We used linear mixed effects models in the “lme4” package (Bates et al. 2015) to test the effects of cultivar, mycorrhizal inocula, P fertilizer, and their interactions on vine shoot length, shoot biomass (leaves, petioles, stem), root biomass, root-to-shoot ratio, percentage of mycorrhizal colonization of the roots, and nutrients of vine tissue. Because ‘Merlot’ and ‘Chardonnay’ varied in their growth rates and their responses to the experimental treatments (Supplemental Table S2), and because we could not meet the assumption of equal variance within each group to include both cultivars in the same model, the final statistical analyses were conducted for each cultivar separately. To determine the effect of AM fungal inocula on vine growth in each P fertilizer treatment, we focused primarily on the AM fungal × P fertilizer interaction term in the model and the results of the a priori contrasts comparing growth response of the inoculated vines and uninoculated vines within each P fertilizer treatment.
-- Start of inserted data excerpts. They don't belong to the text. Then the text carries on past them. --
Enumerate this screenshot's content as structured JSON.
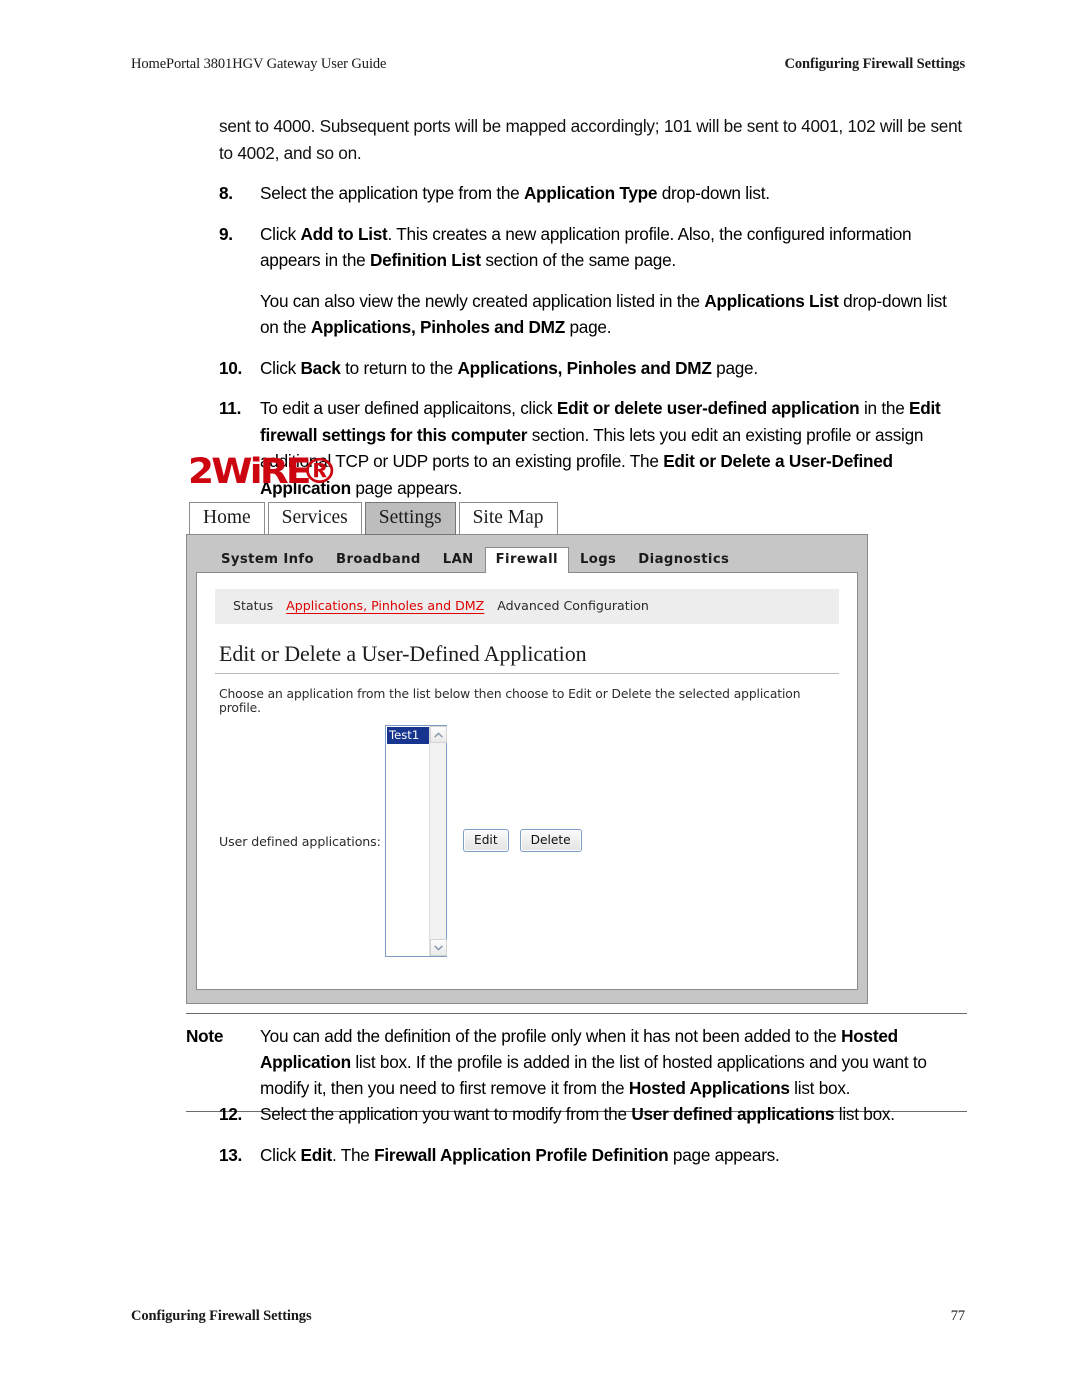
{
  "header": {
    "left": "HomePortal 3801HGV Gateway User Guide",
    "right": "Configuring Firewall Settings"
  },
  "footer": {
    "left": "Configuring Firewall Settings",
    "page_number": "77"
  },
  "body": {
    "lead_paragraph": {
      "line1_a": "sent to 4000. Subsequent ports will be mapped accordingly; 101 will be sent to 4001, 102 will be sent to 4002, and so on."
    },
    "steps": [
      {
        "number": "8.",
        "parts": [
          {
            "text": "Select the application type from the ",
            "bold": false
          },
          {
            "text": "Application Type",
            "bold": true
          },
          {
            "text": " drop-down list.",
            "bold": false
          }
        ]
      },
      {
        "number": "9.",
        "parts": [
          {
            "text": "Click ",
            "bold": false
          },
          {
            "text": "Add to List",
            "bold": true
          },
          {
            "text": ". This creates a new application profile. Also, the configured information appears in the ",
            "bold": false
          },
          {
            "text": "Definition List",
            "bold": true
          },
          {
            "text": " section of the same page.",
            "bold": false
          }
        ]
      }
    ],
    "sub_paragraph": [
      {
        "text": "You can also view the newly created application listed in the ",
        "bold": false
      },
      {
        "text": "Applications List",
        "bold": true
      },
      {
        "text": " drop-down list on the ",
        "bold": false
      },
      {
        "text": "Applications, Pinholes and DMZ",
        "bold": true
      },
      {
        "text": " page.",
        "bold": false
      }
    ],
    "steps2": [
      {
        "number": "10.",
        "parts": [
          {
            "text": "Click ",
            "bold": false
          },
          {
            "text": "Back",
            "bold": true
          },
          {
            "text": " to return to the ",
            "bold": false
          },
          {
            "text": "Applications, Pinholes and DMZ",
            "bold": true
          },
          {
            "text": " page.",
            "bold": false
          }
        ]
      },
      {
        "number": "11.",
        "parts": [
          {
            "text": "To edit a user defined applicaitons, click ",
            "bold": false
          },
          {
            "text": "Edit or delete user-defined application",
            "bold": true
          },
          {
            "text": " in the ",
            "bold": false
          },
          {
            "text": "Edit firewall settings for this computer",
            "bold": true
          },
          {
            "text": " section. This lets you edit an existing profile or assign additional TCP or UDP ports to an existing profile. The ",
            "bold": false
          },
          {
            "text": "Edit or Delete a User-Defined Application",
            "bold": true
          },
          {
            "text": " page appears.",
            "bold": false
          }
        ]
      }
    ],
    "steps3": [
      {
        "number": "12.",
        "parts": [
          {
            "text": "Select the application you want to modify from the ",
            "bold": false
          },
          {
            "text": "User defined applications",
            "bold": true
          },
          {
            "text": " list box.",
            "bold": false
          }
        ]
      },
      {
        "number": "13.",
        "parts": [
          {
            "text": "Click ",
            "bold": false
          },
          {
            "text": "Edit",
            "bold": true
          },
          {
            "text": ". The ",
            "bold": false
          },
          {
            "text": "Firewall Application Profile Definition",
            "bold": true
          },
          {
            "text": " page appears.",
            "bold": false
          }
        ]
      }
    ],
    "note": {
      "label": "Note",
      "parts": [
        {
          "text": "You can add the definition of the profile only when it has not been added to the ",
          "bold": false
        },
        {
          "text": "Hosted Application",
          "bold": true
        },
        {
          "text": " list box. If the profile is added in the list of hosted applications and you want to modify it, then you need to first remove it from the ",
          "bold": false
        },
        {
          "text": "Hosted Applications",
          "bold": true
        },
        {
          "text": " list box.",
          "bold": false
        }
      ]
    }
  },
  "screenshot": {
    "logo": {
      "text": "2WiRE",
      "registered_mark": "®",
      "color": "#cc0511"
    },
    "primary_tabs": [
      {
        "label": "Home",
        "active": false
      },
      {
        "label": "Services",
        "active": false
      },
      {
        "label": "Settings",
        "active": true
      },
      {
        "label": "Site Map",
        "active": false
      }
    ],
    "secondary_tabs": [
      {
        "label": "System Info",
        "active": false
      },
      {
        "label": "Broadband",
        "active": false
      },
      {
        "label": "LAN",
        "active": false
      },
      {
        "label": "Firewall",
        "active": true
      },
      {
        "label": "Logs",
        "active": false
      },
      {
        "label": "Diagnostics",
        "active": false
      }
    ],
    "subnav": [
      {
        "label": "Status",
        "active": false
      },
      {
        "label": "Applications, Pinholes and DMZ",
        "active": true
      },
      {
        "label": "Advanced Configuration",
        "active": false
      }
    ],
    "subnav_active_color": "#e00000",
    "page_title": "Edit or Delete a User-Defined Application",
    "intro_text": "Choose an application from the list below then choose to Edit or Delete the selected application profile.",
    "form": {
      "label": "User defined applications:",
      "listbox": {
        "options": [
          "Test1"
        ],
        "selected": "Test1",
        "selection_color": "#17358f"
      },
      "buttons": [
        {
          "label": "Edit"
        },
        {
          "label": "Delete"
        }
      ]
    }
  }
}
In each linear mixed effects model, the initial bud number was included as a covariate to account for potential variations in the initial size of the vine cuttings before treatment, and the greenhouse block was included as a random effect to account for potential environmental variations. Because uninoculated vines contained no fungal structures in roots, only the inoculated vines were included in the models testing the effects of P fertilizer on AM fungal colonization for each cultivar. We tested the significance of terms in our linear mixed effects models using an analysisi of variance with the R package car (Fox and Weisberg 2011). Assumptions for each model were checked using a visual inspection of residuals from quantile–quantile plots. The effects of AM fungal inocula on vine growth and/or tissue nutrients were then decomposed into a priori contrasts that separately tested the average growth response of each cultivar to AM fungal inocula in each P fertilizer treatment using the estimated marginal means ‘emmeans’ package of R. Tukey adjustments were performed to limit the type 1 error rate caused by α-inflation during the contrast comparisons.